Cross-country comparisons are complicated by the fact that what a UK consumer considers ‘ethnic’, a consumer in France or Greece might not, said Walker, given that “what is considered ethnic in one place, is ‘ordinary’ and traditional food in another.”
Nonetheless, 2009 figures show the UK leading the EU ethnic cuisine pack in terms of market value, with France and Germany the second and third most significant markets.
Europe goes south of the border
As for trends on the mainland: “Mexican food is more popular in mainland Europe than it is in the UK — it accounts for nearly a third of the value of sales ...largely due to the Spanish market, as Spain’s cuisine has a lot in common with its Mexican counterpart. This helps drive the sale of Mexican food in Spain,” said Walker.
And longtime UK favourite Indian food, although growing as a subsector, “only accounts for around 6% of the value of sales in mainland Europe”, where French consumers, for instance, prefer North African cuisine.
Walker said France imports the largest volume of ethnic foods, owing in part to its large North African population, while that region’s cuisine is “growing in popularity faster in France than anywhere else in the EU” due in large part to the country’s colonial past.
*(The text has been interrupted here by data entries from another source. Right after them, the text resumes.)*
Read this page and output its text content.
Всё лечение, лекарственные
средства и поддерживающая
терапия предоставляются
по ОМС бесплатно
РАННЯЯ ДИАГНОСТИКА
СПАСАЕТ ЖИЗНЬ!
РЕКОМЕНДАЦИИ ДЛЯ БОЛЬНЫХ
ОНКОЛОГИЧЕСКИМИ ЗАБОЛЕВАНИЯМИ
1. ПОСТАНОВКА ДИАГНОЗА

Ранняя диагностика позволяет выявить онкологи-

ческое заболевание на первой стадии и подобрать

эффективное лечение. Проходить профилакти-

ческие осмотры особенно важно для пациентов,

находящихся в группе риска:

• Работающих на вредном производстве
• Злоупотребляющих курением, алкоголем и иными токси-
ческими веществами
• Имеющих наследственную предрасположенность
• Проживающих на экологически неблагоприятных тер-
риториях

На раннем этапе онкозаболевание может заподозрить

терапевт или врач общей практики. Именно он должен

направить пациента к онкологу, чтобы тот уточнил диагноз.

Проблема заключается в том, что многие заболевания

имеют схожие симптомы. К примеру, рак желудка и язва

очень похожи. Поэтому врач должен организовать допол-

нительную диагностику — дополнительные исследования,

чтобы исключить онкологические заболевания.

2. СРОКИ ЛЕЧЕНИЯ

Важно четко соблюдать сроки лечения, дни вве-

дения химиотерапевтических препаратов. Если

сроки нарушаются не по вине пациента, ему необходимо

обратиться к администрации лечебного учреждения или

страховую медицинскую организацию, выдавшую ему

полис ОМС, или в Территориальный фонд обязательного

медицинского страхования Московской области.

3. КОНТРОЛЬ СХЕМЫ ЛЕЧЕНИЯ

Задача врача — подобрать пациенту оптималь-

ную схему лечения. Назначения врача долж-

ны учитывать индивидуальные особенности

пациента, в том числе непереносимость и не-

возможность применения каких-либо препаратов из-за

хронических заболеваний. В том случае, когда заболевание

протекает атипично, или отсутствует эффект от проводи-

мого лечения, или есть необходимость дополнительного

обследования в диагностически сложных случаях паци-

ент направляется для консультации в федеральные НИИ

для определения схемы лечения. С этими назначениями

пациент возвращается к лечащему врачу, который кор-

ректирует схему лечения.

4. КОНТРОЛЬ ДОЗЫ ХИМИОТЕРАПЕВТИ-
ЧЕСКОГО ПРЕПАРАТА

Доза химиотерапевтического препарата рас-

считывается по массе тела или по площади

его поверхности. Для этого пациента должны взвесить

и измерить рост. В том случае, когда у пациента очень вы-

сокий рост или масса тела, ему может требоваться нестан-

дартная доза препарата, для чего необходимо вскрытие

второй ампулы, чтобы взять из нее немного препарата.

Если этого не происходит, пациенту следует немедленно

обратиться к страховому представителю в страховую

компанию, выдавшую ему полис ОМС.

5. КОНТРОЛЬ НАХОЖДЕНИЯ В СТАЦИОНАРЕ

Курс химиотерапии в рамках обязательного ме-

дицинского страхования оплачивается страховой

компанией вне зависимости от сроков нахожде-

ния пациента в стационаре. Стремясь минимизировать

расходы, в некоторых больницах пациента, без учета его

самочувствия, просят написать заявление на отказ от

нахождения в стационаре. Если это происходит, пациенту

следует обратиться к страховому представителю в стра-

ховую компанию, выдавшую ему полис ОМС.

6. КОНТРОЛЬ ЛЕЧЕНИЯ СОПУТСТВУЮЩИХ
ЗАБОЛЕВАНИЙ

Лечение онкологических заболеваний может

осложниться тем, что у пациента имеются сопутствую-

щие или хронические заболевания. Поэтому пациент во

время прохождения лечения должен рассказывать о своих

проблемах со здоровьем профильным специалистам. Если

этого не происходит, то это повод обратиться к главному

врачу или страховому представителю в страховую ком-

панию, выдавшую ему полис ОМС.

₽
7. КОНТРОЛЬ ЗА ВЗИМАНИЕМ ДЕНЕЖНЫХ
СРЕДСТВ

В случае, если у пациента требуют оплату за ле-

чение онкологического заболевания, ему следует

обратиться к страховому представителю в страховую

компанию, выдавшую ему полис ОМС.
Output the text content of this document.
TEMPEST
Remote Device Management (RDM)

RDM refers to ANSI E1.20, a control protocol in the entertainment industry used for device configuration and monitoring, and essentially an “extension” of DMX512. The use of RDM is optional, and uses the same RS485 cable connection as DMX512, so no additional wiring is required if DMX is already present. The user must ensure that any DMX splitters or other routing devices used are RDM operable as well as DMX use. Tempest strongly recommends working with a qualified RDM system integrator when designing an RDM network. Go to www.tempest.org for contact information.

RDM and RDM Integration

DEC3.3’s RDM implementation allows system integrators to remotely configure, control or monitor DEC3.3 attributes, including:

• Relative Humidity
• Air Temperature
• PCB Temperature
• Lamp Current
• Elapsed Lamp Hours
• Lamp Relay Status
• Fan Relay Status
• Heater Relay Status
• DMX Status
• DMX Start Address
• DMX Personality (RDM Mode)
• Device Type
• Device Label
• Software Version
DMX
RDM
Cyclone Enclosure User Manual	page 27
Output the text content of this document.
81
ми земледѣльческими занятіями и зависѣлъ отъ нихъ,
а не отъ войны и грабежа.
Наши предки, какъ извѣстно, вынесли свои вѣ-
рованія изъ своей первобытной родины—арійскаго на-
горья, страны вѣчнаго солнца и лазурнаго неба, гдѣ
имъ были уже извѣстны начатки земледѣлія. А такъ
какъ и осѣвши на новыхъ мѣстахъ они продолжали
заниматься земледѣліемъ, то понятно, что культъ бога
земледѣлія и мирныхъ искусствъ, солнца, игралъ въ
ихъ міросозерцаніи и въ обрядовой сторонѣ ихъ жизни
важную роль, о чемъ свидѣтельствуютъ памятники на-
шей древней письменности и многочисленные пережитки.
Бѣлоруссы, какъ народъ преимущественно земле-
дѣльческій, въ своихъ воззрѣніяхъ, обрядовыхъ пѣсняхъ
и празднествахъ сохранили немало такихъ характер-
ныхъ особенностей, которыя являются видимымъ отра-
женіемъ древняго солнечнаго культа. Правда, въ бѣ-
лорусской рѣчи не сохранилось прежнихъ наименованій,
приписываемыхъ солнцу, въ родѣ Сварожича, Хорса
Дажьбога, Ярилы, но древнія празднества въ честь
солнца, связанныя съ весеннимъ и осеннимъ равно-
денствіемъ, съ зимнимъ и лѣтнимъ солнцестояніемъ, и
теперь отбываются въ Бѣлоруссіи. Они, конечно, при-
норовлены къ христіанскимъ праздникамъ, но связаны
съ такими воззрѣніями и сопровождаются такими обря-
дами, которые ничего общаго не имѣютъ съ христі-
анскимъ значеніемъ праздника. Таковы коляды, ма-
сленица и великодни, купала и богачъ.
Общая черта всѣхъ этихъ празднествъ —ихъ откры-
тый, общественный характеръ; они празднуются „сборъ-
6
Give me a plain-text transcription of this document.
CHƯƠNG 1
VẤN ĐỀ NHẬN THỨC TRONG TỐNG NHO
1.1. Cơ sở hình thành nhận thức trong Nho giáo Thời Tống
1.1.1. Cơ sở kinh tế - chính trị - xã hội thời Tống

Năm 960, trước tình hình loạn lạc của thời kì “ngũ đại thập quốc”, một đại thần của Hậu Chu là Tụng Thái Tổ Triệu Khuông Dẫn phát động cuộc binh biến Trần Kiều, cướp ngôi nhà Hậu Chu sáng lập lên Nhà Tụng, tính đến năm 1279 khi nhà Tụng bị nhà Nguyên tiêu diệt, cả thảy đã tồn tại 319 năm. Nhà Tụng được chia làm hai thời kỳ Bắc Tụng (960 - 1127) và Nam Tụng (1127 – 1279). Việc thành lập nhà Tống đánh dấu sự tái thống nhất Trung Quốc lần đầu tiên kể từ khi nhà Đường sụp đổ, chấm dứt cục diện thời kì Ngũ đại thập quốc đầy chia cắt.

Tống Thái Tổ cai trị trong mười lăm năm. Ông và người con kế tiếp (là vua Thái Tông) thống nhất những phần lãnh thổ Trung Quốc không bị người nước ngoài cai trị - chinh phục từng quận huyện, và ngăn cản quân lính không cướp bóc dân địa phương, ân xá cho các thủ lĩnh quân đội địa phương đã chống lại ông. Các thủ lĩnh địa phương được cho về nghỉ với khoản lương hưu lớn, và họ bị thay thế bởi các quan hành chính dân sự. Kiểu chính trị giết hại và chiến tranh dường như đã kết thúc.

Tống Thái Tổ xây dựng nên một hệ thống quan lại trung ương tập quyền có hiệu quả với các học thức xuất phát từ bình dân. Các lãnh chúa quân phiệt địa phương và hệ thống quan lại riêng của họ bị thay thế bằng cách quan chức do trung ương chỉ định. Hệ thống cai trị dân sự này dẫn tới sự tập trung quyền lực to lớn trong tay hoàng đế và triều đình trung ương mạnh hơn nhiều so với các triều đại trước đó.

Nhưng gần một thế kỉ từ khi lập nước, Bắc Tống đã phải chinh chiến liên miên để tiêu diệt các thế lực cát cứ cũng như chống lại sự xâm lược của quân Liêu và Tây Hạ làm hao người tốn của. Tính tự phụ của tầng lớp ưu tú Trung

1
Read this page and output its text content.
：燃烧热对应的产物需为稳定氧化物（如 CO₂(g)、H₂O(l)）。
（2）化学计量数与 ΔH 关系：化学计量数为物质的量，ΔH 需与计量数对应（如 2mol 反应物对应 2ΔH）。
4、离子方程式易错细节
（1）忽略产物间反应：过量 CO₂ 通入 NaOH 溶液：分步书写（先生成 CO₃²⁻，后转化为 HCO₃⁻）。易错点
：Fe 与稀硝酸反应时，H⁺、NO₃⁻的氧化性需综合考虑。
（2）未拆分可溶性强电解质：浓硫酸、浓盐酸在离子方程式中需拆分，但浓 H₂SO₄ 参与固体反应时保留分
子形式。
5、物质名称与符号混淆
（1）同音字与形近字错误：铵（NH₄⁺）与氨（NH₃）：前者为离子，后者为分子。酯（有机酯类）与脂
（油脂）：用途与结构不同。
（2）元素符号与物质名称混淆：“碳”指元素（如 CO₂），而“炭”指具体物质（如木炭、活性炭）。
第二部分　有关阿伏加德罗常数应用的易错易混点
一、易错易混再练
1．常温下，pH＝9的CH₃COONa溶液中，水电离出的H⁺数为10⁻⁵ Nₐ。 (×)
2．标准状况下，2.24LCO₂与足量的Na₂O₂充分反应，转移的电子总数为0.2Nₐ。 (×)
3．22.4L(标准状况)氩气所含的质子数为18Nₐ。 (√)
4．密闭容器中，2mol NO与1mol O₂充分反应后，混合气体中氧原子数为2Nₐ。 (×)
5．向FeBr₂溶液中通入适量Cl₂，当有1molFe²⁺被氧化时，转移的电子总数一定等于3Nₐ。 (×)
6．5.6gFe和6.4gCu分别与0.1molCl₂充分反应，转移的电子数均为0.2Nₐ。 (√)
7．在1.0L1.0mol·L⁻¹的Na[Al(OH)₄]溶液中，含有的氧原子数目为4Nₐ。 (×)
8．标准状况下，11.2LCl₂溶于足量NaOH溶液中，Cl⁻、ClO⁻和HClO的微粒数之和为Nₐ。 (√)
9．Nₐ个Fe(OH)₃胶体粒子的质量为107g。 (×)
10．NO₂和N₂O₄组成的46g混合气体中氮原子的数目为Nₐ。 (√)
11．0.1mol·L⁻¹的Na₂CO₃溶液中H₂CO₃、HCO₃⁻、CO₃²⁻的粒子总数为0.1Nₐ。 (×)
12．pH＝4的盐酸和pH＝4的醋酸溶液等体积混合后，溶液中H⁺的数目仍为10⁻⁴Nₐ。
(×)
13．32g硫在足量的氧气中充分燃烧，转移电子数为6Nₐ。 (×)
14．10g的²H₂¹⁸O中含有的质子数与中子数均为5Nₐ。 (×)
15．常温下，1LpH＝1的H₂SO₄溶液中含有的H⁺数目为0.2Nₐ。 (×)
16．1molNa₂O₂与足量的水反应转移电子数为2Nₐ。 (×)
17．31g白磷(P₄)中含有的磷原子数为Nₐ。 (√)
Oriental cuisine leads pack
In general terms, the most popular ethnic cuisine in mainland Europe is Oriental, which encompasses both Chinese and South-East Asian foods and accounts for around 70% of the market on mainland Europe, whereas it clocks less than 30% in the UK.
“This is due to the presence of large Chinese communities in the Republic of Ireland, Spain, the Netherlands and France,” said Walker, “the influence of which has also driven sales of Oriental foods to non-ethnic customers.”
In the UK Chinese and Indian cuisines (27.5% and 41.7% in value terms) “typically dominate the market”, with Mexican/Tex Mex, Thai as other major players on the up, although novel cuisines such as Caribbean and Polish are also marking inroads with “rapid growth”.
Competition is cut-throat amongst suppliers and manufacturers, who “perpetually have to reinvent products and innovate to maintain customer interest and loyalty. This involves a constant refreshing of their lines as well as new product development, brand extensions and advertising campaigns.”